The mix can be deadly, and almost certainly was for Hansa. She died in 2007 from massive internal lesions and organ failure caused by the herpes virus EEHV3, which is endemic to African elephants. Adult Asian and African elephants commonly carry different herpes varieties, often asymptomatically; Asian calves have been particularly vulnerable to African varieties. A recent paper by veterinarians at WPZ and other institutions suggests that EEHP3 is more virulent than other elephant herpes.
In 2008 Watoto took sick. According to keeper reports, she tested positive for EEHV3 but recovered with antivirals. Nevertheless, the panel’s draft report flatly stated that herpes testing “always returned a negative result” in all three surviving elephants. That’s a finding with big implications. Whether or not WPZ is “herpes-infested,” as critics claim, may determine whether it can continue breeding elephants, as it fervently wishes to do — and whether it can keep Watoto who, unlike Bamboo, proved helpful as an “auntie” to baby Hansa.
The expert panel has since offered somewhat variable explanations for Watoto’s positive 2008 blood test. Slinker told me that the blood sample was retested and found to be negative “two years later.” A 2010 email from the lab, which the zoo released in response to a FOIA request by Friends of WPZ Elephants, says the sample was retested in 2009 and presumed to be contaminated since it didn’t evince herpes then.
The one-tusked Watoto is the Zoo's only African elephant. Eric Scigliano
An addendum subsequently posted on the panel’s website tells a somewhat different story: “Within a few months [emphasis added] the WPZ veterinary staff had verbal (via phone) confirmation that the initial positive test was a false reading caused by contamination in the diagnostic lab.” It then doubles down on the denial, flipping the credibility issue back on critics in language more typical of political judo than scientific review: “This 2008 document [the original lab test] as distributed in 2013 leaves the false impression that Watoto tested positive for EEHV and was somehow responsible for transmitting it to Hansa. She did not ... and she did not.”

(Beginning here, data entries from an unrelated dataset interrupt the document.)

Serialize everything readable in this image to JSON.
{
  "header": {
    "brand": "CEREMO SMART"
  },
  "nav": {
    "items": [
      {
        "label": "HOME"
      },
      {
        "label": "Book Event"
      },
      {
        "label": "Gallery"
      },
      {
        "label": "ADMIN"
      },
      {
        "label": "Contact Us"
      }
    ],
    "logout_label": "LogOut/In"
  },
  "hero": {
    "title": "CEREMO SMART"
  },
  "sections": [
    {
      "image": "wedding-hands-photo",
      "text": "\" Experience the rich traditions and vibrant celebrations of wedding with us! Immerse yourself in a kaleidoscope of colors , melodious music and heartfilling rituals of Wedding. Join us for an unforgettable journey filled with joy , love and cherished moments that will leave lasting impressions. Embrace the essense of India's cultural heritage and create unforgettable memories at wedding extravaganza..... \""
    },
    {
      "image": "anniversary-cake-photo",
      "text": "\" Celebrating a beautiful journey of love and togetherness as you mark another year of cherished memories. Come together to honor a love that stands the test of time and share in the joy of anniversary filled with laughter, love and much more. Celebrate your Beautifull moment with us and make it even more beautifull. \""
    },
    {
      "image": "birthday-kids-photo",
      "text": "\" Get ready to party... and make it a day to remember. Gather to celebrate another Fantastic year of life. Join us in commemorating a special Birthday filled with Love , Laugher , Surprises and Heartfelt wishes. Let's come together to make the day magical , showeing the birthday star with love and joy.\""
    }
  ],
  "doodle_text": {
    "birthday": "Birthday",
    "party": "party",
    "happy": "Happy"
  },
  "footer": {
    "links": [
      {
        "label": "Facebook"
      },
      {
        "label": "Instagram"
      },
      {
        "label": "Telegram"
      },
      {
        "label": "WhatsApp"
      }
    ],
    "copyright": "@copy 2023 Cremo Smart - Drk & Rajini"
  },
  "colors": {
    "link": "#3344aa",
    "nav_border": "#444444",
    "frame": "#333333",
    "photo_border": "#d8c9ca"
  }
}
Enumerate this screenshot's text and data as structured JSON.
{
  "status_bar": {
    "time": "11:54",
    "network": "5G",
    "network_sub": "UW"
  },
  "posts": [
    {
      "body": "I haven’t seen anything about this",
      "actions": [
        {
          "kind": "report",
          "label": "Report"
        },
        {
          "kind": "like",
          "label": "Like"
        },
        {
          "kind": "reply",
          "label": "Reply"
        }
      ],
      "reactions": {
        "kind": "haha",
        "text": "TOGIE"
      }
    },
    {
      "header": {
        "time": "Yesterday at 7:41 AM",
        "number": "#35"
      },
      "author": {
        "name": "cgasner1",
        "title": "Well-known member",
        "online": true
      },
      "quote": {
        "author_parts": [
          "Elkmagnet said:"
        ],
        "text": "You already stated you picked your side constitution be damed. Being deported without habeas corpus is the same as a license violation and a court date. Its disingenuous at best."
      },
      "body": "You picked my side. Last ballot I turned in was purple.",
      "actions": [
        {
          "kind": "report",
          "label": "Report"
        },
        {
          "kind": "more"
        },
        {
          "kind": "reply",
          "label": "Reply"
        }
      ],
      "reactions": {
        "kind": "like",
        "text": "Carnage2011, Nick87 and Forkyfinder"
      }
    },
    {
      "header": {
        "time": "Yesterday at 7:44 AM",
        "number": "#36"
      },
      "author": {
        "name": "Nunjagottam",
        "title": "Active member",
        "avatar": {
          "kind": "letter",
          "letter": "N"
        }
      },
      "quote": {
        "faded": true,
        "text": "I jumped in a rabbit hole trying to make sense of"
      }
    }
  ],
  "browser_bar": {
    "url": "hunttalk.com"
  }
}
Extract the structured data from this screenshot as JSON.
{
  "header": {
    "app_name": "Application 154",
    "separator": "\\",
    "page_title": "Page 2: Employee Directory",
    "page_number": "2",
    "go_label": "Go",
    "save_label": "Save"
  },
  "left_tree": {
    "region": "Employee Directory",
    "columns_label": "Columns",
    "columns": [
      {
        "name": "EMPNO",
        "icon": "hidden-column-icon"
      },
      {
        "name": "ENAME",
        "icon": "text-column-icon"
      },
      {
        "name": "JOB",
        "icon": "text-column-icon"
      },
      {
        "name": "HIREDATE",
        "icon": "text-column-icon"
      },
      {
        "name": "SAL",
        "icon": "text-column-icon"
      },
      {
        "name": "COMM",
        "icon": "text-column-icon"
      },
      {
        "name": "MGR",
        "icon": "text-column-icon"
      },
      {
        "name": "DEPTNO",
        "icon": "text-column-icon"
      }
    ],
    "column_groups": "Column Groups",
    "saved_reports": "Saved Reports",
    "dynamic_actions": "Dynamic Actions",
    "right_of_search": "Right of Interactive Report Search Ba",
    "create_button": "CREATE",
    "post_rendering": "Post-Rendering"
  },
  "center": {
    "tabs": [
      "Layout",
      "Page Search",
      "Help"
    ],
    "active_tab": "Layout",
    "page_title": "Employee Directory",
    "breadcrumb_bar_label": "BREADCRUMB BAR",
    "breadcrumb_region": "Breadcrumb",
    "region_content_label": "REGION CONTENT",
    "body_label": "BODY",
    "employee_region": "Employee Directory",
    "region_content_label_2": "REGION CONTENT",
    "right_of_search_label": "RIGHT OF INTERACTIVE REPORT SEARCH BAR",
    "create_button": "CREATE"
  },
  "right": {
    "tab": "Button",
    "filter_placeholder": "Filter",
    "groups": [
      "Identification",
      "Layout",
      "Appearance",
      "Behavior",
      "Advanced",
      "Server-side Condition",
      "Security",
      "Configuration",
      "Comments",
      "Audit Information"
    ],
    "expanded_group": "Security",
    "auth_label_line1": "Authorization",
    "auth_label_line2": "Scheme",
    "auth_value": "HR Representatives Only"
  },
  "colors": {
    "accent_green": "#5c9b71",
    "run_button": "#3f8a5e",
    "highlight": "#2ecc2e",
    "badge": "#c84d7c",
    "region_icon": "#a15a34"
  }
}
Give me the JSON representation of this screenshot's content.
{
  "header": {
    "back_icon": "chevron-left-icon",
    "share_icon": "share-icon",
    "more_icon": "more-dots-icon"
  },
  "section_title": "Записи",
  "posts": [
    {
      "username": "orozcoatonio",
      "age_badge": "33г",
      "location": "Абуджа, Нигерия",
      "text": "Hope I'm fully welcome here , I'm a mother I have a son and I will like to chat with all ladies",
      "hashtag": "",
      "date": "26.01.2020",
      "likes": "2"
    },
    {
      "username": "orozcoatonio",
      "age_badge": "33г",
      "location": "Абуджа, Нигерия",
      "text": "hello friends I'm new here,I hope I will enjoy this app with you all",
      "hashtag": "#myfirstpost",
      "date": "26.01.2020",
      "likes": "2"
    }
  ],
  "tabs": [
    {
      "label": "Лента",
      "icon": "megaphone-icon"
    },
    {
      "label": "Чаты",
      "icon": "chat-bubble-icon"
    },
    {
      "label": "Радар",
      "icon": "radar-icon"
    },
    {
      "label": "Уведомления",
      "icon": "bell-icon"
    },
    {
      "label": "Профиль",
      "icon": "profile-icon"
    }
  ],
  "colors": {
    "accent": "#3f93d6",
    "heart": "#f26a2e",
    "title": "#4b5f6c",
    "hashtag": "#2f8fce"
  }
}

For all that vehemence, the issue may be moot. Because herpes virus is diffuse in the blood, and Watoto’s level was already low when she was tested, a second test might miss what a first test accurately detected. "As far as I know,” says Slinker, the virus “was there at Woodland Park — it didn’t come from Dickerson Park.” Then he draws a fine distinction: “As far as we’re concerned Watoto has never been diagnosed with EEHV3. But almost all African elephants are presumed to have it," in a latent state.
Breeding more Asian elephants around an African like Watoto therefore risks more tragedies like Baby Hansa’s. Perhaps the zoo could avert such a tragedy; antiviral treatment is fast improving, and other zoos have managed to save young elephants afflicted with other herpes varieties. But the zeal to deny there is any problem does not inspire confidence in an institution’s capacity for a task as fraught as breeding and raising elephants.
Still, the panel’s findings are far from the last word. Unless the city council intervenes, the zoo board will ultimately decide what to do with Seattle’s long-suffering elephants. The next word will come from the task force, which may finish its report this week, but more likely next week.
“Some people may be surprised,” says Manning. “I think we’ll take a different view than the expert panel did.”